Getting the Right Size of Bike for You
Getting the right size of bike can make or break your safety on the road. No matter how skillful you are in riding, you're still vulnerable to accidents if you don't have the appropriate bike.
This is why it's essential to know the proper measurement of bikes before getting a new one. This way, you can ensure safety and convenience in every ride.
How to measure the bike size
There are several things that you have to consider in getting the right size of bikes. These are:
- Top tube length
- Seat tube length
- Reach and stack
- Chainstay length
- Front center
- Seat tube and head tube angles
- Bottom bracket
Each of these parts should be proportionate to the user's body size to ensure comfort and safety. Here are some ways on how to accurately measure each of the parts of a bike.
Top tube length
The actual top-tube length will often be listed in a bike geometry table. The horizontal top tube length, also known as the effective top tube length or top tube in many geo charts, must be measured for a reliable measurement, independent of the top tube angle.
That is the horizontal separation between the seat post centerline and the head tube centerline. You must use your spirit level or the clinometer app to confirm that your measurement is horizontal.
Seat tube length
The seat tube length is measured from the bottom bracket's center to the point where the top tube and seat tube converge (Centre-Centre or C-C) or from the center of the seat tube to its top (Centre-Top or C-T).
Similar to stack, the term "effective seat tube length" describes the distance from the center of the bottom bracket to the point where a top tube that was virtually horizontal would meet the seat tube.
Reach and stack
The stack is the vertical space between the centers of the headtube's top and bottom brackets. Reach measures the distance horizontally between the centers of the bottom bracket and the top of the headtube.
This information provides the bike's frame stack and reach, the most typical measurement mentioned when discussing stack and reach. By measuring to the center of the top of the handlebar, you can account for any external headset cups, cone spacers, and steerer spacers, as well as stem length and angle.
The distance between the centers of the bike's front and rear axles is known as the wheelbase.
A bicycle's wheelbase is calculated from the front axle's center to the rear axle's center. It is one of the essential metrics of bike geometry and is frequently mentioned as a tool to gauge how well a bike will perform in terms of steering speed, responsiveness, and stability.
The separation between the bottom brackets and the rear wheel axle's centers. The width of the bottom bracket is not taken into account because this measurement is made from the side perspective of the bicycle and ignores the z-axis. Enter the shortest length for horizontal, sliding, or rocker dropouts.

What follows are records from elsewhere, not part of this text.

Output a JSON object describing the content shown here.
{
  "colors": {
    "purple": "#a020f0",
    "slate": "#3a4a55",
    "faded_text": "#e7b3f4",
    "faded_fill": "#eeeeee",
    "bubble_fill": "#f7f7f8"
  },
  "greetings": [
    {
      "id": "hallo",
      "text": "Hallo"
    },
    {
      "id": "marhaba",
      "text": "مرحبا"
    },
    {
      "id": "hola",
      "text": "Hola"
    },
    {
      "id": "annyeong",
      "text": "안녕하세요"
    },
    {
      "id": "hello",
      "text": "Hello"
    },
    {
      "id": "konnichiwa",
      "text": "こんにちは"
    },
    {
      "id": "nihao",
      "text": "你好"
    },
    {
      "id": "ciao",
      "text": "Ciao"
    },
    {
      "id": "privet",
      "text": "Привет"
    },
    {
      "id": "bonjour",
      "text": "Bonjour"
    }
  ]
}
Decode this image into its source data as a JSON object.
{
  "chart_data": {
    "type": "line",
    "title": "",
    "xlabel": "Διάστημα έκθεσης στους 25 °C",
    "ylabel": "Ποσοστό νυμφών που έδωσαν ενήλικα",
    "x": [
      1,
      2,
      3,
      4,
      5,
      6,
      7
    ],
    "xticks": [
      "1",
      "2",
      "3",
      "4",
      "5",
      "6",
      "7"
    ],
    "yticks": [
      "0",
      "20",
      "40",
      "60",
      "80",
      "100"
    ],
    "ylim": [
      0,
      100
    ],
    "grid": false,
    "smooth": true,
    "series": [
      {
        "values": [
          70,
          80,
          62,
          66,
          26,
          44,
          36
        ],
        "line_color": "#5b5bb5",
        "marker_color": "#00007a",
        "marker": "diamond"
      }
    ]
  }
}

The handling of a bike can be significantly impacted by chainstay length.
The distance between the front wheel axle's center and the bottom bracket's center. The width of the axle or bottom frame is not considered because this measurement is made from the side perspective of the bicycle and ignores the z-axis.
Seat tube and head tube angles
It is an angle measured from horizontal to a line drawn from the bottom bracket's center up to the point where the seat tube's actual angle intersects the top of the head tube. Actual and virtual seat angles are calculated from the head tube's top.